Upon taking over the management of a rental property, or upon purchasing a home, get a licensed professional to take a look the pipes and make sure they are up to code. If not, cut them a check to have them replaced. It will hurt now, but it will save you in the long run.

3. WATCH THE FOUNDATION

It’s hard to advertise ‘Great House, Faulty Foundation’ in classifieds. This just in: your rental property is worth nothing if you have problems with the foundation. This is something that should be checked out when buying the house, and you have to stay on top of it.

If something goes wrong, it might involve tearing the whole house up and starting from scratch. The easiest way to spot possible foundation problems is by looking around for big trees. The bigger a tree is, and the closer it sits to your house, the bigger potential it will invade the foundation.

Another way to tell if there are foundational issues is by spending time in the basement. Big cracks in the floor or corners might indicate that the house is in need of some serious work. Let’s just hope it’s not too late.

4. GET SOME HELP

You have to be a realist when it comes to your rental property. While you are looking to save costs any way you can, you have concede costs at some point.

Hiring out to take care of some of the repairs is a concession you will have to learn how to make. You might not think it is cost effective to have someone come in to do the electrical work, but if you aren’t confident enough to do it yourself, then you will be making a smart investment by letting a professional handle it.

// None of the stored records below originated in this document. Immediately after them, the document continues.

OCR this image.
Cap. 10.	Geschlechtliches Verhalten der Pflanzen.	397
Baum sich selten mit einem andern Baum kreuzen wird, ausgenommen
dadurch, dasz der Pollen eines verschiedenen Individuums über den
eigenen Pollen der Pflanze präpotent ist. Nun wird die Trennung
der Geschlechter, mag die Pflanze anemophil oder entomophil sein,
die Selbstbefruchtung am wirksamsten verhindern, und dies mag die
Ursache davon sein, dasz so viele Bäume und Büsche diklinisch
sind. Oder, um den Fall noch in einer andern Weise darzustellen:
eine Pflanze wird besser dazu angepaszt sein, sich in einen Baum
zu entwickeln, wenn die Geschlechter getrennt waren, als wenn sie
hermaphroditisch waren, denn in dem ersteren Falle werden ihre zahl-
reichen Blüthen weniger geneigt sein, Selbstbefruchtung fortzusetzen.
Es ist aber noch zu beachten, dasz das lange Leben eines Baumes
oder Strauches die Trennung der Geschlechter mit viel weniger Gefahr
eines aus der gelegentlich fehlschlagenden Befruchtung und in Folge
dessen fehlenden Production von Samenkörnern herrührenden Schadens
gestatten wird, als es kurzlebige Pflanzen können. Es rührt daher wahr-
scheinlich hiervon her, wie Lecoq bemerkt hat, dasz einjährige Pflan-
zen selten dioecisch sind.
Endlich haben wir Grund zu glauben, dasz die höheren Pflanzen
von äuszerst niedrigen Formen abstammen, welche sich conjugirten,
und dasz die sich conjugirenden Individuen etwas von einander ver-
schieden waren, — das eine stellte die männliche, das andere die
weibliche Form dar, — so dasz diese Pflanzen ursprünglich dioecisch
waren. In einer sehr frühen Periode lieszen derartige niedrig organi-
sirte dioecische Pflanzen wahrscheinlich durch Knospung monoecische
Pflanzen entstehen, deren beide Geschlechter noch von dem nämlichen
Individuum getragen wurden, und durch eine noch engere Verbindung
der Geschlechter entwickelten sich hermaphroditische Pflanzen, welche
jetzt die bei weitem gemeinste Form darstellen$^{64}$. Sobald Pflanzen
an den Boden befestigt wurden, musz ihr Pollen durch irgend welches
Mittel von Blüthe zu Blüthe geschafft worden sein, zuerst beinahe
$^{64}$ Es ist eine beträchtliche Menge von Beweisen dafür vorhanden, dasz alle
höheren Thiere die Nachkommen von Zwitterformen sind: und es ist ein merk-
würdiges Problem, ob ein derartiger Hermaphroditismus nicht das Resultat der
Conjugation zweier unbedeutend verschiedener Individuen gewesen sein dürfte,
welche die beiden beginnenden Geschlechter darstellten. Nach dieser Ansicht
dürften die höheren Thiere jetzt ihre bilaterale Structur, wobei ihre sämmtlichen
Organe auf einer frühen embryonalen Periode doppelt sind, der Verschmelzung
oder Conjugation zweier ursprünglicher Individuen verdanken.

The fallout from a botched job you weren’t equipped to handle in the first place far outweighs the cost of farming it out. Electrical fires are a danger that should be avoided at all costs, even if that cost is yours.

5. KEEP THE TENANTS IN LINE

In a perfect world your tenants would take care of the house the same way you would. In reality, your tenants are always unpredictable. One minute they could be fixing the door handle themselves, painting at their own expense, and creating built-in bookshelves. The next minute they are putting a whole through the wall, chasing a spouse with a golf club, and dumping trash out of windows. You can never be too sure, or too careful, with your tenants. That’s why it makes sense to have your tenants sign a detailed lease.

A good lease will have financial penalties in place for violating rules of the house. This will keep your tenant from making a mess of the house, and you from footing the bill.

6. CLEAN THE GUTTERS

See what happens when you put off cleaning your gutters? Whether you do it, or a service does it, there are few things more important to the cost effectiveness of your home than cleaning out the gutters.

When it rains, the gutters are essential in moving rain away from the house. This keeps the windows and siding in tip-top shape, and it keeps the basement from flooding. This all adds up to great savings.

CONCLUSION

Managing a rental property means having to do some of the grunt work to reap the biggest rewards. The next time you are called upon to clean out gutters, remember how much money it will save you in the long run.

Managing your rental property isn’t easy to do. It takes time, commitment, and a general knowledge on a variety of subjects. Keep your property from turning into a money pit by protecting yourself against big repairs and unruly tenants. Do these things, and your properties will be on auto-pilot, and you’ll get to reap the rewards. And remember, if you aren’t up to the task, there are many property management companies out there who will take care of the grunt work for you.